Filip Szczepankiewicz ([email protected]) and Thomas Witzel
Brigham and Women's Hospital, MA, Boston
Harvard Medical School, MA, Boston
Massachusetts General Hospital, MA, Boston
Lund University, Sweden
- Thanks to Maxim Zaitsev for debugging/validating the "1/pi" error as well as for the Java-based SHA code.
This code aims to use the SAFE model to predict PNS in Siemens MRI systems based on any given hardware configuration defined by MP_GPA*.asc files. This code may not be accurate, and results should be interpreted with care!
Note that hardware specifications are confidential and not part of this repository! These parameters must be supplied by the user (as described below) or be requested on the MAGNETOM forum.
Paramters that are relevant to the SAFE model prediction are found in "measurement parameter" files, which can be found on the scanner host or in the IDEA simuation environment (...\n4\pkg\MrServers\MrMeasSrv\Config\InitMeas\ or ...\MIDEA\NX***\Config\MriProduct\Measurement\InitMeas). These .asc files have names starting with "MP_GPA_", the rest of the file name depends on the gradient system. The gradient system name can be found by calling imprint
at the scanner console. More details are provided via the MAGNETOM forum.

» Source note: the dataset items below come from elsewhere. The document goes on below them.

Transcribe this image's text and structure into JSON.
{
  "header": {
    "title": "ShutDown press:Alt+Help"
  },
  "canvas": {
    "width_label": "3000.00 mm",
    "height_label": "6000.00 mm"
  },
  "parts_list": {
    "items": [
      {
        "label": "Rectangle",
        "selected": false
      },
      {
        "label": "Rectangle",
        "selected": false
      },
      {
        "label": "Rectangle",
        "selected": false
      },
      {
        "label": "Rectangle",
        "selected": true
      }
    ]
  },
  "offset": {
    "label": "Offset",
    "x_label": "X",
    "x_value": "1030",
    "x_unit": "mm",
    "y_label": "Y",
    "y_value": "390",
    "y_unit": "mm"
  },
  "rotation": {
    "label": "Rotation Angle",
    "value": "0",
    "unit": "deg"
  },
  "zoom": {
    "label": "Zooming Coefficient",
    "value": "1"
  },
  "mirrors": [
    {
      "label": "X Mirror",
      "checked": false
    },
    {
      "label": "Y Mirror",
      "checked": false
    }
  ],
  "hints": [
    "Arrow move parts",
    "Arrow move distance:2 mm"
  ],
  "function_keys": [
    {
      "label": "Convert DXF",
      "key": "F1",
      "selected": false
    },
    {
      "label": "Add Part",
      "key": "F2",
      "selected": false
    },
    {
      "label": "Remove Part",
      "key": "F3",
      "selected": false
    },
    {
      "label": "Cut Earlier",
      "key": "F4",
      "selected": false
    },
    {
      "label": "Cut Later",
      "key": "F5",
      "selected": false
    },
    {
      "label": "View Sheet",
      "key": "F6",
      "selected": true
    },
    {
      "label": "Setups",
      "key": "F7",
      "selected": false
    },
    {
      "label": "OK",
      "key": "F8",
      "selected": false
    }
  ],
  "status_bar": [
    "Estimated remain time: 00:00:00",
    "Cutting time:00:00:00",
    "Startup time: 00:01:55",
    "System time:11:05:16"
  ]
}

In the framework provided herein, the relevant parameters are read from the .asc file to the hardware structure (hw
) by the function hw = safe_hw_from_asc(...)
.
You can also create the hardware structure manually and check if you filled in the numbers correctly by calling safe_hw_verify(hw)
.
An example of the hardware structure format can be found in safe_example_hw
and an end-to-end example script can be found in safe_example
.
If you use these resources, please consider citing:
F. Szczepankiewicz, C-F. Westin, M. Nilsson. Gradient waveform design for tensor-valued encoding in diffusion MRI. Journal of Neuroscience Methods 348, 2021. https://doi.org/10.1016/j.jneumeth.2020.109007
The PNS prediction is based on the SAFE model by Herbank and Gebhardt (ISMRM abstract):
SAFE-Model - A New Method for Predicting Peripheral Nerve Stimulations in MRI
by F.X. Herbank and M. Gebhardt. Abstract No 2007. Proc. Intl. Soc. Mag. Res. Med. 8, 2000, Denver, Colorado, USA
The example gradient waveform yields spherical diffusion encoding, and taken by itself (ignoring the imaging gradients and the readout) it causes approximately 80% of the allowed PNS, i.e. we predict that this waveform does not exceed the PNS limit. However, it should be analyzed together with the EPI waveform to detect potential interactions between the two.